DPRK mounts strong response to U.S.-led ‘war games’
Aug. 25 — Once more, the U.S. imperialists have threatened the Democratic People’s Republic of Korea with the Pentagon’s formidable war machine, carrying out annual “war games” from the territory of south Korea. Imperialism’s warships and planes simulated an attack on the northern part of the Korean peninsula beginning Aug. 17. The war practices are scheduled to run to Aug. 28.
And once more, the people and leaders of the DPRK have shown that they will not be intimidated by this kind of saber-rattling.
According to the U.S. military publication Stars and Stripes of Aug. 17, some 30,000 U.S. and 50,000 south Korean troops were mobilized for the “war games,” which the U.S. had the gall to describe as “non-provocative.”
Having 80,000 combat forces practice war against their country, and the DPRK is supposed to just take it lying down?
Such a claim of innocence is preposterous, especially given the horrible and tragic history of the 1950-53 U.S. war against the Korean people, in which the Pentagon tried to completely obliterate the socialist north.
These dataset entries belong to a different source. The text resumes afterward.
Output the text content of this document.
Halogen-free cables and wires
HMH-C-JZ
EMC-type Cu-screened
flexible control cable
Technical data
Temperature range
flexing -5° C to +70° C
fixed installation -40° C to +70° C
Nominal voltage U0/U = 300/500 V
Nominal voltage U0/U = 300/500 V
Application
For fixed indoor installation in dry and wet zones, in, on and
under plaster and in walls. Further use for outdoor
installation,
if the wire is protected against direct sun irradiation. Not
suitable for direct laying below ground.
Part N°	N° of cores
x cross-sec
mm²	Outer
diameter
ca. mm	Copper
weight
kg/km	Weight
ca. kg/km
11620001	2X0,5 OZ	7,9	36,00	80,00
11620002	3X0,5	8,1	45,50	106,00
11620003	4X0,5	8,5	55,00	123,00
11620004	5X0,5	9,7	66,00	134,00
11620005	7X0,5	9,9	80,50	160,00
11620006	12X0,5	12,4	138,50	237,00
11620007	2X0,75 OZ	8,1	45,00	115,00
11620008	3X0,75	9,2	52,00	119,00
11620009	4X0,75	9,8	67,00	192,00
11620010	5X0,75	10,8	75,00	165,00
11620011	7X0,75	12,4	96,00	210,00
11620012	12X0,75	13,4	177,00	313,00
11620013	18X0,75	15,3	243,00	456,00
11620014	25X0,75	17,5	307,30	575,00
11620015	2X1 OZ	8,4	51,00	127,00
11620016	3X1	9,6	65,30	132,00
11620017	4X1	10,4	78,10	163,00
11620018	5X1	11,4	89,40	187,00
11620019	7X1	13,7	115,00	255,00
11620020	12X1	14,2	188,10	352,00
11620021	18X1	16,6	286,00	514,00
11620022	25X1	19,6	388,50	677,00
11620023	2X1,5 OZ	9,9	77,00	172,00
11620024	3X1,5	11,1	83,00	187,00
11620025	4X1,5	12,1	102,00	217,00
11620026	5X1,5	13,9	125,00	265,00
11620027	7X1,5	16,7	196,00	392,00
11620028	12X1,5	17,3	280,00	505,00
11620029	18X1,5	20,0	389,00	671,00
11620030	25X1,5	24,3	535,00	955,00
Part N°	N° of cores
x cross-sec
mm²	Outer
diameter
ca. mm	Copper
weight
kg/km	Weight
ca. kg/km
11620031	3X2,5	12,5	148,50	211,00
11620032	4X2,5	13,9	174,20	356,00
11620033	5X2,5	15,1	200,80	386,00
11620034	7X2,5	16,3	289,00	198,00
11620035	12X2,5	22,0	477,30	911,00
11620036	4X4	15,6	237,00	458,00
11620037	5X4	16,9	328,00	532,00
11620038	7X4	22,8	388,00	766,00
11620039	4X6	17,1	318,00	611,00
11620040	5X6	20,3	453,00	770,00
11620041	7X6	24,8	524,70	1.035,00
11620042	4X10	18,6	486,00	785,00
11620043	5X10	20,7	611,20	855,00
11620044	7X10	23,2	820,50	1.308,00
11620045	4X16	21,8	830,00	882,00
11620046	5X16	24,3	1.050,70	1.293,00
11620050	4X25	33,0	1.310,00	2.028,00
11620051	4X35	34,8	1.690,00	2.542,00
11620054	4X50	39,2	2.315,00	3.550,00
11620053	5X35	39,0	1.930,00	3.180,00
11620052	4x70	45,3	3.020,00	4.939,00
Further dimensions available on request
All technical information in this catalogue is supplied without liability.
Only the most craven apologists for imperialism — read almost the entire U.S. corporate media establishment — could swallow such a lie and then regurgitate it to the public.
Certainly the DPRK took it seriously.
The current president in south Korea is Park Geun-hye, daughter of Gen. Park Chung-hee, a military dictator who ruled the south from 1961 to 1979, after seizing power in a coup with U.S. blessing.
There is widespread opposition in the south to the right-wing grouping now in power. This could be seen last year when protests erupted over the role of government corruption in the unsafe conditions on a passenger ferry that sank, killing 304 people, most of them high school students.
The reactionary government in Seoul, which is totally subservient to the dictates of the U.S. and its continued military occupation of southern Korea, prepared for the “war games” by planting huge banks of loudspeakers on the edge of the demilitarized zone (DMZ) that separates the two halves of the Korean nation and started blasting hostile and insulting propaganda toward the north.
‘An open act of war’
The DPRK reacted by calling an emergency enlarged meeting of the Central Military Commission of the Workers’ Party of Korea — the political party that has led the DPRK since 1946.
A press release from the country’s U.N. mission issued Aug. 21 read: “Psychological warfare against the DPRK is, in essence, an open act of war against it. In this regard, the General Staff of the Korean People’s Army on Aug. 20 sent an ultimatum to the south Korean puppet Ministry of Defense that a strong military action would be launched at once unless it stops the anti-DPRK broadcasting for psychological warfare and removes all psywar means within 48 hours. …
“The meeting discussed the measures to convert the party and power bodies, working people’s organizations, state security, people’s security and judicial and prosecution organs, factories, enterprises, cooperative farms and other units in the relevant areas into the semi-war system as the semi-war state has been declared in the area along the front. It also set forth the duties and tasks of officials in charge of external affairs to fully lay bare the truth about the prevailing situation caused by the enemies’ undisguised and surprise aggression.”
The people were organized and prepared in case of war. The DPRK moved troops closer to the DMZ and reoriented other defense units.
It seemed as though real war could be imminent under cover of U.S.-led “war games.”
But this strong response by the DPRK and its young leader, Kim Jong Un, brought results. Within a day a meeting was held at Panmunjom, where a building straddles the DMZ and has been used ever since the 1950s for meetings between the two sides.
As of this writing, the regime in south Korea has agreed to dismantle its offensive and provocative loudspeakers and the crisis appears to have been forestalled. But the U.S.-led war exercises are continuing and the DPRK is maintaining its vigilance.